I'm curious about the *BlockBinding argument used in several of OpenGLs buffer object related functions.
For example the uniformBlockBinding parameter in glUniformBlockBinding, storageBlockBinding​ in glShaderStorageBlockBinding, and the corresponding index parameter in glBindBufferRange and glBindBufferBase.
I know that calls to glUniformBlockBinding and glShaderStorageBlockBinding aren't necessary if binding points are set in the shaders using layout qualifiers such as:
layout (binding = 0) blockName {...}
and from testing around on my machine I've noticed three things:
1) setting binding points with glUniformBlockBinding and glShaderStorageBlockBinding override binding points set in the shader using layout qualifiers.

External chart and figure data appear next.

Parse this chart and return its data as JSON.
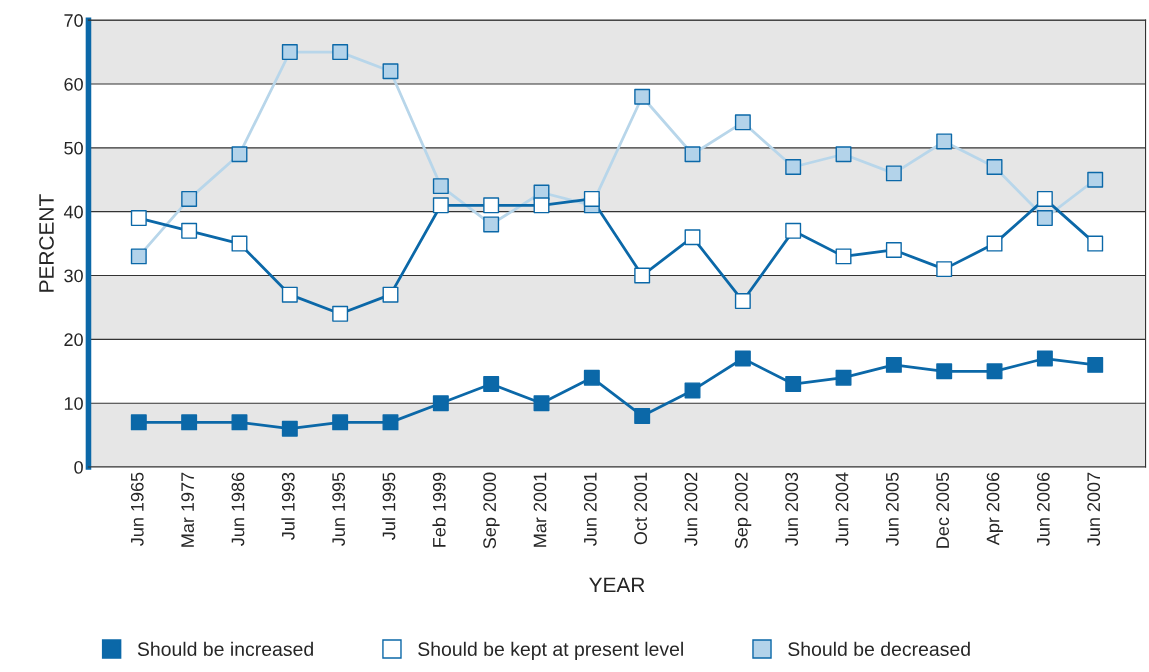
{
  "chart_data": {
    "type": "line",
    "xlabel": "YEAR",
    "ylabel": "PERCENT",
    "categories": [
      "Jun 1965",
      "Mar 1977",
      "Jun 1986",
      "Jul 1993",
      "Jun 1995",
      "Jul 1995",
      "Feb 1999",
      "Sep 2000",
      "Mar 2001",
      "Jun 2001",
      "Oct 2001",
      "Jun 2002",
      "Sep 2002",
      "Jun 2003",
      "Jun 2004",
      "Jun 2005",
      "Dec 2005",
      "Apr 2006",
      "Jun 2006",
      "Jun 2007"
    ],
    "series": [
      {
        "name": "Should be increased",
        "color": "#0b68a8",
        "colors": [
          "#0b68a8",
          "#0b68a8",
          "#0b68a8",
          "#0b68a8",
          "#0b68a8",
          "#0b68a8",
          "#0b68a8",
          "#0b68a8",
          "#0b68a8",
          "#0b68a8",
          "#0b68a8",
          "#0b68a8",
          "#0b68a8",
          "#0b68a8",
          "#0b68a8",
          "#0b68a8",
          "#0b68a8",
          "#0b68a8",
          "#0b68a8",
          "#0b68a8"
        ],
        "values": [
          7,
          7,
          7,
          6,
          7,
          7,
          10,
          13,
          10,
          14,
          8,
          12,
          17,
          13,
          14,
          16,
          15,
          15,
          17,
          16
        ]
      },
      {
        "name": "Should be kept at present level",
        "color": "#0b68a8",
        "colors": [
          "#ffffff",
          "#ffffff",
          "#ffffff",
          "#ffffff",
          "#ffffff",
          "#ffffff",
          "#ffffff",
          "#ffffff",
          "#ffffff",
          "#ffffff",
          "#ffffff",
          "#ffffff",
          "#ffffff",
          "#ffffff",
          "#ffffff",
          "#ffffff",
          "#ffffff",
          "#ffffff",
          "#ffffff",
          "#ffffff"
        ],
        "values": [
          39,
          37,
          35,
          27,
          24,
          27,
          41,
          41,
          41,
          42,
          30,
          36,
          26,
          37,
          33,
          34,
          31,
          35,
          42,
          35
        ]
      },
      {
        "name": "Should be decreased",
        "color": "#b8d6ea",
        "colors": [
          "#b3d3ea",
          "#b3d3ea",
          "#b3d3ea",
          "#b3d3ea",
          "#b3d3ea",
          "#b3d3ea",
          "#b3d3ea",
          "#b3d3ea",
          "#b3d3ea",
          "#b3d3ea",
          "#b3d3ea",
          "#b3d3ea",
          "#b3d3ea",
          "#b3d3ea",
          "#b3d3ea",
          "#b3d3ea",
          "#b3d3ea",
          "#b3d3ea",
          "#b3d3ea",
          "#b3d3ea"
        ],
        "values": [
          33,
          42,
          49,
          65,
          65,
          62,
          44,
          38,
          43,
          41,
          58,
          49,
          54,
          47,
          49,
          46,
          51,
          47,
          39,
          45
        ]
      }
    ],
    "ylim": [
      0,
      70
    ],
    "yticks": [
      0,
      10,
      20,
      30,
      40,
      50,
      60,
      70
    ],
    "bands": [
      {
        "axis": "y",
        "from": 0,
        "to": 10,
        "color": "#e6e6e6"
      },
      {
        "axis": "y",
        "from": 20,
        "to": 30,
        "color": "#e6e6e6"
      },
      {
        "axis": "y",
        "from": 40,
        "to": 50,
        "color": "#e6e6e6"
      },
      {
        "axis": "y",
        "from": 60,
        "to": 70,
        "color": "#e6e6e6"
      }
    ],
    "grid": "y",
    "legend": "bottom",
    "marker": "square",
    "line_style": "solid"
  }
}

2) block indices returned from glGetUniformBlockIndex and glGetProgramResourceIndex are ordered 0 to n for each block of the same type. For example if the shader contains 3 uniform blocks and 2 buffer blocks the indices returned would be [0,1,2] and [0,1] respectively.
3) binding points, set either way, do not conflict across types. For example, setting a uniform block to binding = 0 and a buffer block to binding = 0 is completely safe.
With these assumptions in mind (please correct me if any aren't necessarily true and are simply coincidence), are there any reasons why I shouldn't just have my code automatically set the *BlockBinding argument to the corresponding block index and save myself the trouble of ever specifying them manually via gl*BlockBinding or with layout qualifiers.